The steps are as follows
Requirements
1) As highlighted by
@lemondrink, your approach of using root user at the remote site/server is unsafe. It is better you create a new user(eg: john) at your remote site/server
Bash:
sudo useradd -m john ## create new `john` user with home directory usually in `/home` dir, hence `/home/john`
sudo passwd john ## assign a new password for `john` user
I assume you are using `ssh` to access your remote site/server, hence you will want to use public key authentication instead of password so that the copy process can be repeated all the time without explicitly entering password
I will not go into details for there are plentiful of such articles publicly. You may refer to
https://kb.iu.edu/d/aews for more information
Steps
Actual copying technique. Here I will assume your target user account is `
john@remote.site` while the target destination of your data should be copied to `/target/`. The local directory that you could like to copy over is `/source/*`
1) tar up your local directory
Bash:
pushd /source
tar -czf /tmp/payload.tar.gz .
popd
2) Create a checksum of the tar file
Bash:
pushd /tmp
sha1sum payload.tar.gz > ./payload.tar.gz.sha
popd
3) scp the file over to the remote site
Bash:
scp /tmp/payload.tar.gz /tmp/payload.tar.gz.sha john@remote.site:/tmp
4) Perform a checksum to ensure the file is copied over reliably
Bash:
ssh john@remote.site 'cd /tmp && sha1sum -c ./payload.tar.gz.sha'
5) Unpack the tar file
Bash:
ssh john@remote.site 'rm -rf /target && mkdir -p /target && cd /target && tar -xf /tmp/payload.tar.gz && rm -f /tmp/payload.tar.gz{,.sha}'
6) local housekeeping
Bash:
rm -f /tmp/payload.tar.gz{,.sha}
All you need to do is to ensure all the steps above executed without errors and it will ensure the transfer is reliable and consistent.
However there are some assumptions I have made having I do not exactly know your requirement.
1) One major assumption is I assume the /target directory can be completely overwritten.
2) I assume your remote user have access to read, write, create directories and files at the `/target` path
All unix commands above have return status code which will tell you if the commands are successfully executed.
In the case of step (5). If the transfer is interrupted halfway, the return code will be non-zero.

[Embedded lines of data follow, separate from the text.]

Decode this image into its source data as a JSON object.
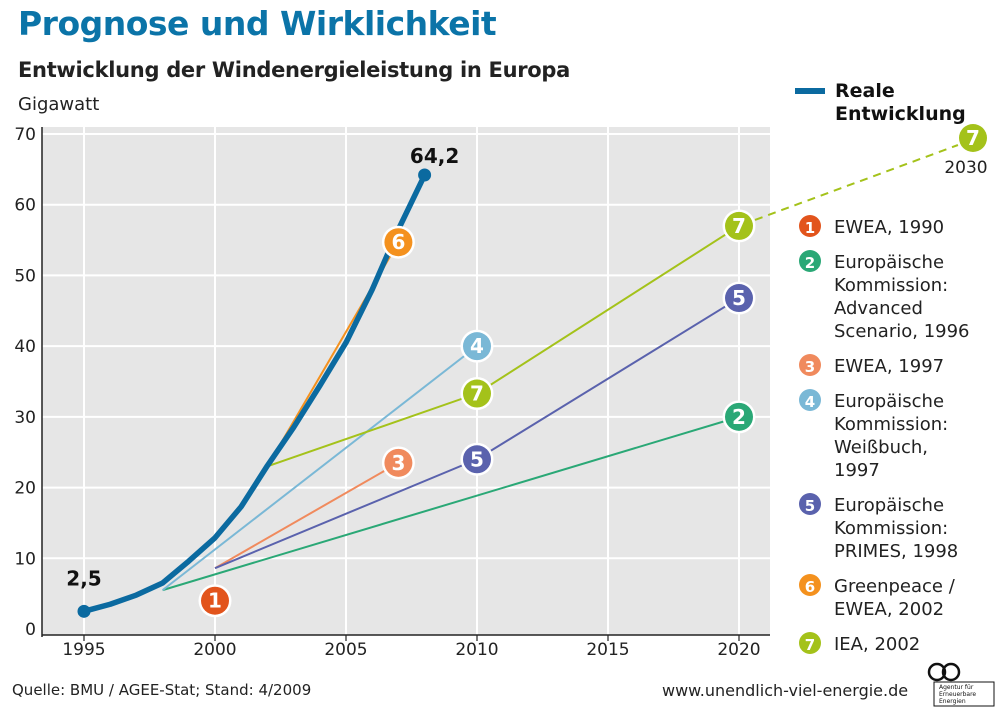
{
  "chart_data": {
    "type": "line",
    "title": "Prognose und Wirklichkeit",
    "subtitle": "Entwicklung der Windenergieleistung in Europa",
    "ylabel": "Gigawatt",
    "xlabel": "",
    "xlim": [
      1994,
      2021
    ],
    "ylim": [
      0,
      70
    ],
    "x_ticks": [
      1995,
      2000,
      2005,
      2010,
      2015,
      2020
    ],
    "y_ticks": [
      0,
      10,
      20,
      30,
      40,
      50,
      60,
      70
    ],
    "grid": true,
    "real_series": {
      "legend_label": [
        "Reale",
        "Entwicklung"
      ],
      "color": "#0b6aa0",
      "points": [
        [
          1995,
          2.5
        ],
        [
          1996,
          3.5
        ],
        [
          1997,
          4.8
        ],
        [
          1998,
          6.5
        ],
        [
          1999,
          9.6
        ],
        [
          2000,
          12.9
        ],
        [
          2001,
          17.3
        ],
        [
          2002,
          23.1
        ],
        [
          2003,
          28.5
        ],
        [
          2004,
          34.4
        ],
        [
          2005,
          40.5
        ],
        [
          2006,
          48.0
        ],
        [
          2007,
          56.5
        ],
        [
          2008,
          64.2
        ]
      ],
      "start_label": "2,5",
      "end_label": "64,2"
    },
    "forecasts": [
      {
        "id": "1",
        "color": "#e2541c",
        "legend": [
          "EWEA, 1990"
        ],
        "points": [],
        "badge": [
          2000,
          4
        ]
      },
      {
        "id": "2",
        "color": "#2aa876",
        "legend": [
          "Europäische",
          "Kommission:",
          "Advanced",
          "Scenario, 1996"
        ],
        "points": [
          [
            1998,
            5.5
          ],
          [
            2020,
            30
          ]
        ],
        "badge": [
          2020,
          30
        ]
      },
      {
        "id": "3",
        "color": "#f08a5d",
        "legend": [
          "EWEA, 1997"
        ],
        "points": [
          [
            2000,
            8.6
          ],
          [
            2007,
            23.5
          ]
        ],
        "badge": [
          2007,
          23.5
        ]
      },
      {
        "id": "4",
        "color": "#7ab8d6",
        "legend": [
          "Europäische",
          "Kommission:",
          "Weißbuch,",
          "1997"
        ],
        "points": [
          [
            1998,
            5.5
          ],
          [
            2010,
            40
          ]
        ],
        "badge": [
          2010,
          40
        ]
      },
      {
        "id": "5",
        "color": "#5a62ad",
        "legend": [
          "Europäische",
          "Kommission:",
          "PRIMES, 1998"
        ],
        "points": [
          [
            2000,
            8.6
          ],
          [
            2010,
            24
          ],
          [
            2020,
            46.8
          ]
        ],
        "badge": [
          2010,
          24
        ],
        "badge2": [
          2020,
          46.8
        ]
      },
      {
        "id": "6",
        "color": "#f4911e",
        "legend": [
          "Greenpeace /",
          "EWEA, 2002"
        ],
        "points": [
          [
            2002,
            23
          ],
          [
            2007,
            54.7
          ]
        ],
        "badge": [
          2007,
          54.7
        ]
      },
      {
        "id": "7",
        "color": "#a4c21a",
        "legend": [
          "IEA, 2002"
        ],
        "points": [
          [
            2002,
            23
          ],
          [
            2010,
            33.3
          ],
          [
            2020,
            57
          ]
        ],
        "badge": [
          2010,
          33.3
        ],
        "badge2": [
          2020,
          57
        ],
        "extension_to": [
          2030,
          68
        ],
        "extension_label": "2030"
      }
    ],
    "source": "Quelle: BMU / AGEE-Stat; Stand: 4/2009",
    "website": "www.unendlich-viel-energie.de",
    "logo_text": [
      "Agentur für",
      "Erneuerbare",
      "Energien"
    ]
  }
}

If any of the commands listed in the `ssh` command is not remotely executed successfully and completely, the return code of SSH will also be non-zero.
In unix shell, zero return code is success. Anything else is either warning or erroneous. After each command, you can always find out the return code using `$?` variable.
Below is an example of a success and and error case
Bash:
ls /
echo $?
ls /doesnotexist
echo $?
The first echo will give you zero(0), the next command should be 2.
In the cases of my shell commands you can so something like this, which I believe for step (5) is the more crucial
Bash:
ssh john@remote.site 'rm -rf /target && mkdir -p /target && cd /target && tar -xf /tmp/payload.tar.gz && rm -f /tmp/payload.tar.gz{,sha}'
[ $? -eq 0 ] || ( echo "remote transfer unsuccessful" && exit 1)
If you have devise a script based on the steps above, you can examine it's return code to know if the entire script has executed properly
Bash:
./transferfile || echo "transfer incomplete"
Hopes it shed better understanding in you on how to devise reliable transfer techniques.
Of course, this is just ONE way. There are numerous different tools and techniques to also achieve similar results. It depends on what tools are available to you and the simplicity and how much dependencies you want to create in your process.
If you still have doubts or trouble in writing your own shell script, just do a shout out.